Su afabilidad. –Su exterior gracioso mostraba bien su afabilidad; tenía siempre el rostro sereno y palabras dulces, moderadas y amables en los labios, incluso para los que le maltrataban con palabras o acciones descorteses. No tenía para ellos la menor sombra de resentimiento, y no les respondía con ningún reproche. Las debilidades y enfermedades más agudas no pudieron nunca perturbar la paz y la tranquilidad de su corazón, ni amargar la dulzura de sus respuestas. Cuando era portero recibía a todos con educación, los escuchaba con amabilidad y les satisfacía lo mejor posible; también todos los externos estaban maravillados de él y hablaban maravillas. Los pobres, bien que importunos y a veces insolentes, nunca lograron irritarle ni arrancar de su boca una palabra de impaciencia ni de amargura. Los caracteres más extravagantes, los procedimientos más ofensivos nunca le han llevado a quejas o a impaciencias, o a decir que no podía vivir así o a acomodarse a semejantes maneras de hacer. Qué dulzura de corazón no necesitaba para suavizar las amarguras de todos los malos tratos, de todas las antipatías.

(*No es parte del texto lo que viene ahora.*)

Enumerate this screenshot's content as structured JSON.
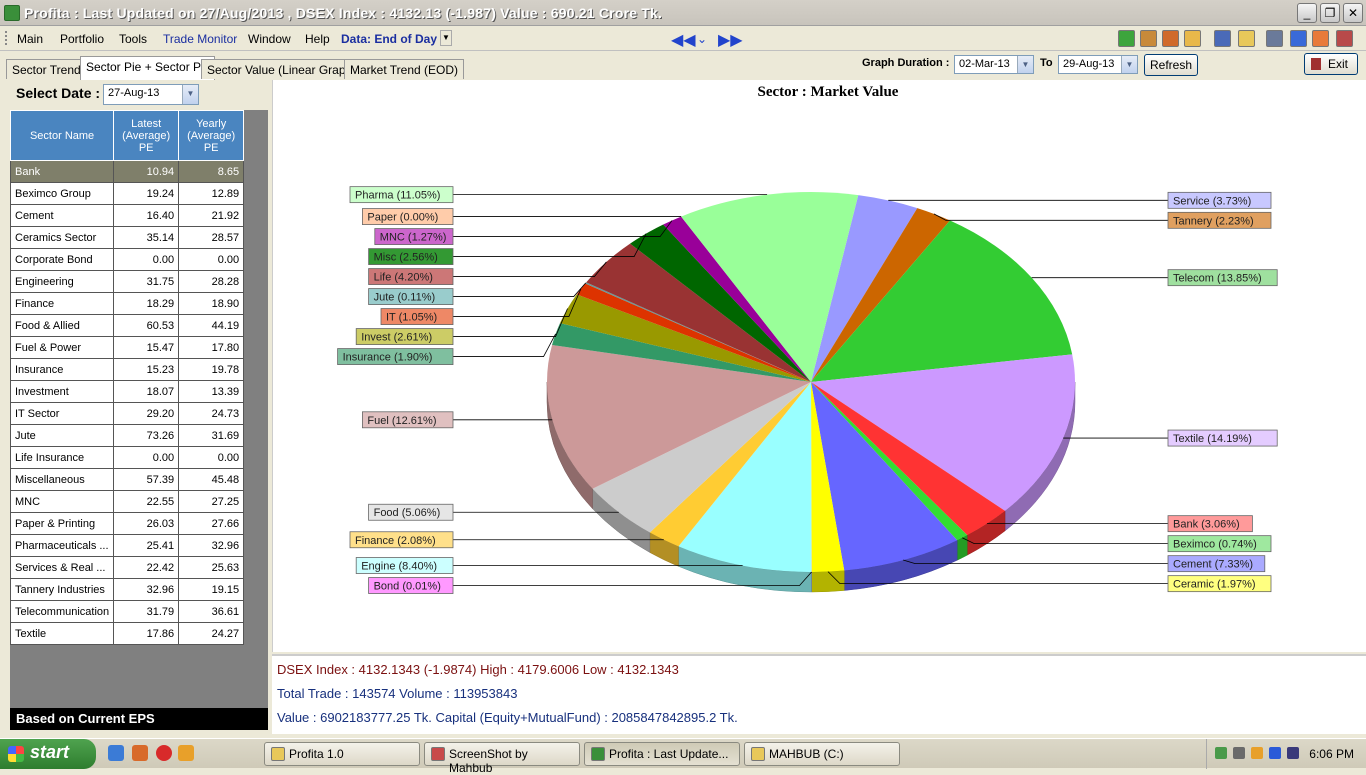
{
  "window": {
    "title": "Profita : Last Updated on 27/Aug/2013 ,  DSEX Index : 4132.13 (-1.987)  Value : 690.21 Crore Tk."
  },
  "menu": {
    "items": [
      "Main",
      "Portfolio",
      "Tools",
      "Trade Monitor",
      "Window",
      "Help"
    ],
    "data_mode": "Data: End of Day"
  },
  "tabs": [
    "Sector Trend",
    "Sector Pie + Sector PE",
    "Sector Value (Linear Graph)",
    "Market Trend (EOD)"
  ],
  "duration": {
    "label": "Graph Duration :",
    "from": "02-Mar-13",
    "to_label": "To",
    "to": "29-Aug-13",
    "refresh": "Refresh",
    "exit": "Exit"
  },
  "left": {
    "select_label": "Select Date :",
    "date": "27-Aug-13",
    "headers": [
      "Sector Name",
      "Latest (Average) PE",
      "Yearly (Average) PE"
    ],
    "rows": [
      [
        "Bank",
        "10.94",
        "8.65"
      ],
      [
        "Beximco Group",
        "19.24",
        "12.89"
      ],
      [
        "Cement",
        "16.40",
        "21.92"
      ],
      [
        "Ceramics Sector",
        "35.14",
        "28.57"
      ],
      [
        "Corporate Bond",
        "0.00",
        "0.00"
      ],
      [
        "Engineering",
        "31.75",
        "28.28"
      ],
      [
        "Finance",
        "18.29",
        "18.90"
      ],
      [
        "Food & Allied",
        "60.53",
        "44.19"
      ],
      [
        "Fuel & Power",
        "15.47",
        "17.80"
      ],
      [
        "Insurance",
        "15.23",
        "19.78"
      ],
      [
        "Investment",
        "18.07",
        "13.39"
      ],
      [
        "IT Sector",
        "29.20",
        "24.73"
      ],
      [
        "Jute",
        "73.26",
        "31.69"
      ],
      [
        "Life Insurance",
        "0.00",
        "0.00"
      ],
      [
        "Miscellaneous",
        "57.39",
        "45.48"
      ],
      [
        "MNC",
        "22.55",
        "27.25"
      ],
      [
        "Paper & Printing",
        "26.03",
        "27.66"
      ],
      [
        "Pharmaceuticals ...",
        "25.41",
        "32.96"
      ],
      [
        "Services & Real ...",
        "22.42",
        "25.63"
      ],
      [
        "Tannery Industries",
        "32.96",
        "19.15"
      ],
      [
        "Telecommunication",
        "31.79",
        "36.61"
      ],
      [
        "Textile",
        "17.86",
        "24.27"
      ]
    ],
    "footnote": "Based on Current EPS"
  },
  "chart_data": {
    "type": "pie",
    "title": "Sector : Market Value",
    "slices": [
      {
        "name": "Service",
        "label": "Service (3.73%)",
        "value": 3.73,
        "color": "#9999ff",
        "lcolor": "#c8c8ff",
        "side": "right"
      },
      {
        "name": "Tannery",
        "label": "Tannery (2.23%)",
        "value": 2.23,
        "color": "#cc6600",
        "lcolor": "#e0a060",
        "side": "right"
      },
      {
        "name": "Telecom",
        "label": "Telecom (13.85%)",
        "value": 13.85,
        "color": "#33cc33",
        "lcolor": "#9fe09f",
        "side": "right"
      },
      {
        "name": "Textile",
        "label": "Textile (14.19%)",
        "value": 14.19,
        "color": "#cc99ff",
        "lcolor": "#e4ccff",
        "side": "right"
      },
      {
        "name": "Bank",
        "label": "Bank (3.06%)",
        "value": 3.06,
        "color": "#ff3333",
        "lcolor": "#ff9a9a",
        "side": "right"
      },
      {
        "name": "Beximco",
        "label": "Beximco (0.74%)",
        "value": 0.74,
        "color": "#33dd33",
        "lcolor": "#9fe89f",
        "side": "right"
      },
      {
        "name": "Cement",
        "label": "Cement (7.33%)",
        "value": 7.33,
        "color": "#6666ff",
        "lcolor": "#aaaaff",
        "side": "right"
      },
      {
        "name": "Ceramic",
        "label": "Ceramic (1.97%)",
        "value": 1.97,
        "color": "#ffff00",
        "lcolor": "#ffff80",
        "side": "right"
      },
      {
        "name": "Bond",
        "label": "Bond (0.01%)",
        "value": 0.01,
        "color": "#ff66ff",
        "lcolor": "#ff99ff",
        "side": "left"
      },
      {
        "name": "Engine",
        "label": "Engine (8.40%)",
        "value": 8.4,
        "color": "#99ffff",
        "lcolor": "#ccffff",
        "side": "left"
      },
      {
        "name": "Finance",
        "label": "Finance (2.08%)",
        "value": 2.08,
        "color": "#ffcc33",
        "lcolor": "#ffe08a",
        "side": "left"
      },
      {
        "name": "Food",
        "label": "Food (5.06%)",
        "value": 5.06,
        "color": "#cccccc",
        "lcolor": "#e6e6e6",
        "side": "left"
      },
      {
        "name": "Fuel",
        "label": "Fuel (12.61%)",
        "value": 12.61,
        "color": "#cc9999",
        "lcolor": "#e0c0c0",
        "side": "left"
      },
      {
        "name": "Insurance",
        "label": "Insurance (1.90%)",
        "value": 1.9,
        "color": "#339966",
        "lcolor": "#7fbf9f",
        "side": "left"
      },
      {
        "name": "Invest",
        "label": "Invest (2.61%)",
        "value": 2.61,
        "color": "#999900",
        "lcolor": "#cccc66",
        "side": "left"
      },
      {
        "name": "IT",
        "label": "IT (1.05%)",
        "value": 1.05,
        "color": "#dd3300",
        "lcolor": "#ee8866",
        "side": "left"
      },
      {
        "name": "Jute",
        "label": "Jute (0.11%)",
        "value": 0.11,
        "color": "#669999",
        "lcolor": "#99cccc",
        "side": "left"
      },
      {
        "name": "Life",
        "label": "Life (4.20%)",
        "value": 4.2,
        "color": "#993333",
        "lcolor": "#cc7777",
        "side": "left"
      },
      {
        "name": "Misc",
        "label": "Misc (2.56%)",
        "value": 2.56,
        "color": "#006600",
        "lcolor": "#339933",
        "side": "left"
      },
      {
        "name": "MNC",
        "label": "MNC (1.27%)",
        "value": 1.27,
        "color": "#990099",
        "lcolor": "#cc66cc",
        "side": "left"
      },
      {
        "name": "Paper",
        "label": "Paper (0.00%)",
        "value": 0.0,
        "color": "#ff9966",
        "lcolor": "#ffccaa",
        "side": "left"
      },
      {
        "name": "Pharma",
        "label": "Pharma (11.05%)",
        "value": 11.05,
        "color": "#99ff99",
        "lcolor": "#ccffcc",
        "side": "left"
      }
    ]
  },
  "stats": {
    "line1": "DSEX Index : 4132.1343 (-1.9874)   High : 4179.6006   Low : 4132.1343",
    "line2": "Total Trade : 143574     Volume : 113953843",
    "line3": "Value : 6902183777.25 Tk.     Capital (Equity+MutualFund) : 2085847842895.2 Tk."
  },
  "taskbar": {
    "start": "start",
    "tasks": [
      "Profita 1.0",
      "ScreenShot by Mahbub",
      "Profita : Last Update...",
      "MAHBUB (C:)"
    ],
    "clock": "6:06 PM"
  }
}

Su mortificación. –Era su virtud querida, la que tenía su predilección y que ha practicado constantemente y universalmente, en su exterior y su interior, hasta su muerte. Tenía de ordinario los ojos bajos y controlaba su lengua con mando; siempre ha demostrado que era el señor, guardando un exacto y religioso silencio. Cuando se veía obligado a hablar con los externos, no buscaba jamás informarse de los asuntos o de las noticias del mundo, y hasta le resultaba insufrible que los demás lo hicieran en su presencia; evitaba todas las conversaciones  favorables a su persona o perjudiciales al prójimo, y sobre todo los que eran contrarios al respeto debido a los superiores o a los Srs. sacerdotes. Nunca se le oía hablar de su tierra, ni de sus padres ni de las aventuras de su vida. Sufría con agrado el frío del invierno, el calor del verano, y en todos los tiempos el hambre o la sed. Regularmente se aplicaba la disciplina una vez a la semana y pedía de vez en cuando permiso para hacerlo con más frecuencia. En sus comidas no tomaba apenas más que agua; cuando tomaba vino lo  hacía con tal cantidad de agua que perdía todo su gusto. Por lo demás, comía poco y de su parte lo menos agradable; no tocaba nunca lo que se servía de extraordinario y, los días de ayuno, se contentaba casi siempre con un solo plato. Le gustaba servirse con los restos de los demás, y había pedido a Dios la gracia de perder el gusto por todo lo que podía halagar los sentidos. A veces dormía en una esterilla sin manta, o también en una tabla con una manta.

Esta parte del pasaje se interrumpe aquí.